"By the cross on my dagger, I swear to you, madam——"

"But your dagger is lost."

"I regret that deeply, for it was the present of a noble dame."

"Since we are so bent on fruitlessly questioning each other, may I ask her name?" said the younger lady.

"Diana de Poictiers, the Duchess of Valentinois; it bears her three crescents engraved upon the hilt; but I left it in some knave's body on the night of the brawl. If he lives, the diamonds in the pommel may perhaps prove a salve for his sores; if he dies, a fund for his funeral—but a pest on't! my brave dagger is gone."

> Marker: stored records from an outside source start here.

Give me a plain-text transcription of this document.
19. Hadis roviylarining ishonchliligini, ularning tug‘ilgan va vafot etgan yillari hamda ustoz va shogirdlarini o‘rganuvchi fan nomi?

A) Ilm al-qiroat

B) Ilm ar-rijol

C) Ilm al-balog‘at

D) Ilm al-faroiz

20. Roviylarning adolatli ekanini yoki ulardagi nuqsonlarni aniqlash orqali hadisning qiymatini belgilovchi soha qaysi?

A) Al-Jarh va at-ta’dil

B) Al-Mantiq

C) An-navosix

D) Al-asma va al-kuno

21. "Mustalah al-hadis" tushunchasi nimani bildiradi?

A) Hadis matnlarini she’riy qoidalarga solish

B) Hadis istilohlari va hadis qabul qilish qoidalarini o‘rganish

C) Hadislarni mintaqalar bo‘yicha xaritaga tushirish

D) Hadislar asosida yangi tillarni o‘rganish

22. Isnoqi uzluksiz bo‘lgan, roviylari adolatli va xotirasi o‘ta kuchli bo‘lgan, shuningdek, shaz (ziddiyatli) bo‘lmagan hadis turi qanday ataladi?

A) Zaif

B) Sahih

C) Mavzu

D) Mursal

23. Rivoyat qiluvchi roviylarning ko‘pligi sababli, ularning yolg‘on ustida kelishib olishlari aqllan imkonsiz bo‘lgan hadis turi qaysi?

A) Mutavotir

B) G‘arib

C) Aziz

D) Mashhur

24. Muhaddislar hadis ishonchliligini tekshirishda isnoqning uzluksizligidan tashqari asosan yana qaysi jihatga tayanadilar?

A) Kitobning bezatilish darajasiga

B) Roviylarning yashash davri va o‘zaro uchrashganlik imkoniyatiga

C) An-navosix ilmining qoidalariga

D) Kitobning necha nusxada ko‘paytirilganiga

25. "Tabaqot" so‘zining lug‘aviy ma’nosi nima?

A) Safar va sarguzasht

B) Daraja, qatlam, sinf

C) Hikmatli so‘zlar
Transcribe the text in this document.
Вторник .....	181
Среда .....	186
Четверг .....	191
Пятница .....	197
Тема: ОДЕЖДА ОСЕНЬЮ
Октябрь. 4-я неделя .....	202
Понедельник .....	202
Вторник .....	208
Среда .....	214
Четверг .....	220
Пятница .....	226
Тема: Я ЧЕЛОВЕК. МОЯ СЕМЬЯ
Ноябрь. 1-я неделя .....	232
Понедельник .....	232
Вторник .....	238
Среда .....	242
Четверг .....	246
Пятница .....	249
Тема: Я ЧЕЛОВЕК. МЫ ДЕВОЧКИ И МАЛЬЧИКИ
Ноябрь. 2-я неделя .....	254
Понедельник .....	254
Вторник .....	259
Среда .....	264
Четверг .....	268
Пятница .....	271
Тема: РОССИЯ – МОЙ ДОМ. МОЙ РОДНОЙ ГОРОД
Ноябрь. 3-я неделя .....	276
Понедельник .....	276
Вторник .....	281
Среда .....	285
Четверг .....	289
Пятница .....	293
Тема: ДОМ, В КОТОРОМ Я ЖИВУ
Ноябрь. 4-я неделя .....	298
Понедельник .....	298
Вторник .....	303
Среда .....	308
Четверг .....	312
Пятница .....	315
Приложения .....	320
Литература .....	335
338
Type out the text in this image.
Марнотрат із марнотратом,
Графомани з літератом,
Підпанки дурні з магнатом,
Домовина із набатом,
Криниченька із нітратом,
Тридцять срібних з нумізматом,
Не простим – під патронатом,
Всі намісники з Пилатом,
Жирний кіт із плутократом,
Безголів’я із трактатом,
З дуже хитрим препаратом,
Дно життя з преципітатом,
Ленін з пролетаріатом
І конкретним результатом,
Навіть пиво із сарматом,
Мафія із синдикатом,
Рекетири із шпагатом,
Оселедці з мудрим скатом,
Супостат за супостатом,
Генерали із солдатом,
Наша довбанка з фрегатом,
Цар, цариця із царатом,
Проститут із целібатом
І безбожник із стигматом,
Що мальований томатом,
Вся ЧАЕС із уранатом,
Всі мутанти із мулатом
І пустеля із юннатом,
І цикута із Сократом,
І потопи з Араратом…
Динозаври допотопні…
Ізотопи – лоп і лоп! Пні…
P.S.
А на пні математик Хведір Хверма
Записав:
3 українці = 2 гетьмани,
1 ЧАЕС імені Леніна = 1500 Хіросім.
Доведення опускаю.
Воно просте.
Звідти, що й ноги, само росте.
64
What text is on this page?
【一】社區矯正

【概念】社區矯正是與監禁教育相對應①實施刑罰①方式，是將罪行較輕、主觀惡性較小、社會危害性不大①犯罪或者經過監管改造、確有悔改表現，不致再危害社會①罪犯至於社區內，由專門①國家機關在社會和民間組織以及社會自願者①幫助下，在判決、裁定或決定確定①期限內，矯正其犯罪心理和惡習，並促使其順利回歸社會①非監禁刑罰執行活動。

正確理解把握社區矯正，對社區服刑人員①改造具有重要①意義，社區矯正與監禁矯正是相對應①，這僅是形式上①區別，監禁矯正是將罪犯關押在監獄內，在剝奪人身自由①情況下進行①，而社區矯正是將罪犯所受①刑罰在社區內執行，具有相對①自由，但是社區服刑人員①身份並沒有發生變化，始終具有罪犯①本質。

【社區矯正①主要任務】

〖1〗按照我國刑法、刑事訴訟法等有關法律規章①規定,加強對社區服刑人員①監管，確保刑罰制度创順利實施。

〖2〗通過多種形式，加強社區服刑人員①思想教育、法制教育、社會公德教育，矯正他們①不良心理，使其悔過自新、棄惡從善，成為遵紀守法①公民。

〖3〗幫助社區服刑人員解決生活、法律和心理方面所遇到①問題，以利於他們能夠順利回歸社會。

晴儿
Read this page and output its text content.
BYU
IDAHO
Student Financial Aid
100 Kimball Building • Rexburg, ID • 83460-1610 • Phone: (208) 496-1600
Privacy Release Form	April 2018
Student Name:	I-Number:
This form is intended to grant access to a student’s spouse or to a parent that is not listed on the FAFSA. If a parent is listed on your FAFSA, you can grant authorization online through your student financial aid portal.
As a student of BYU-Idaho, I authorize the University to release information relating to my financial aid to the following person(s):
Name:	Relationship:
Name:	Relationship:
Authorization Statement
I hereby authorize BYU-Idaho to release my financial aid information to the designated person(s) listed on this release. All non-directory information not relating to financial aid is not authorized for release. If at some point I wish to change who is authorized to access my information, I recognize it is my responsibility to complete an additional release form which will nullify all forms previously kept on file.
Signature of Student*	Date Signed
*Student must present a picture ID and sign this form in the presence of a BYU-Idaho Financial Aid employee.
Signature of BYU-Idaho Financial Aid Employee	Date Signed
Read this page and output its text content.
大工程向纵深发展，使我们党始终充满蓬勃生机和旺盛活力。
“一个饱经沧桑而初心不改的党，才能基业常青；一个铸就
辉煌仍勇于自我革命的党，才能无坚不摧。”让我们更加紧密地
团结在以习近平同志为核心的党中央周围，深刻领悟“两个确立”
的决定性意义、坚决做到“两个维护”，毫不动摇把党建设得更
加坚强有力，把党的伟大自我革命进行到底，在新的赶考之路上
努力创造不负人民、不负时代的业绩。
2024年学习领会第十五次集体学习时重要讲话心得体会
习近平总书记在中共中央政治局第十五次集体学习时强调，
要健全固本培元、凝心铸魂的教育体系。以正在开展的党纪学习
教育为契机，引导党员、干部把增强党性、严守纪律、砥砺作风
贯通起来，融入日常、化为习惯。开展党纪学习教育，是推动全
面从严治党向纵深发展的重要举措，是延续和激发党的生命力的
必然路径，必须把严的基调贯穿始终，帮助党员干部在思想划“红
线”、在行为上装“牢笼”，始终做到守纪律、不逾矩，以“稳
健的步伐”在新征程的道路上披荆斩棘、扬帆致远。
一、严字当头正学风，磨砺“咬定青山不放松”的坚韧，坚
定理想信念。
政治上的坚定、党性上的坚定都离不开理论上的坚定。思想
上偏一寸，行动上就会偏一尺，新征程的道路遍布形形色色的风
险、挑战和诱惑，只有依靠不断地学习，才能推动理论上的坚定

"Accept this from me," said the taller lady, taking from an ebony buffet that stood near, a jewelled poniard, and presenting it to Florence.

"A thousand thanks, madam—a lady's gift can never be declined; but what do I see? The cipher of James V.—of his late majesty."

"'Twas his dagger," said the lady gloomily, "and with it he threatened to stab Sir James Hamilton of Finnart, the inquisitor-general of Scotland; but I arrested his hand and took away the weapon; for the gentle King James would never refuse aught to a woman, a priest, or a child."

"And so you were known to the fair mistress of Francis I.?" asked the young lady with a slightly disdainful pout on her pretty lip.

"Nay, madam, I cannot say that she knew me; but once when she and her royal lover quarrelled, I bore a letter from her to Francis, and at a time when no other person would venture to approach him, his majesty being furious on the arrival of tidings that his fleet before Nice had been destroyed by the galleys of Andrew Doria."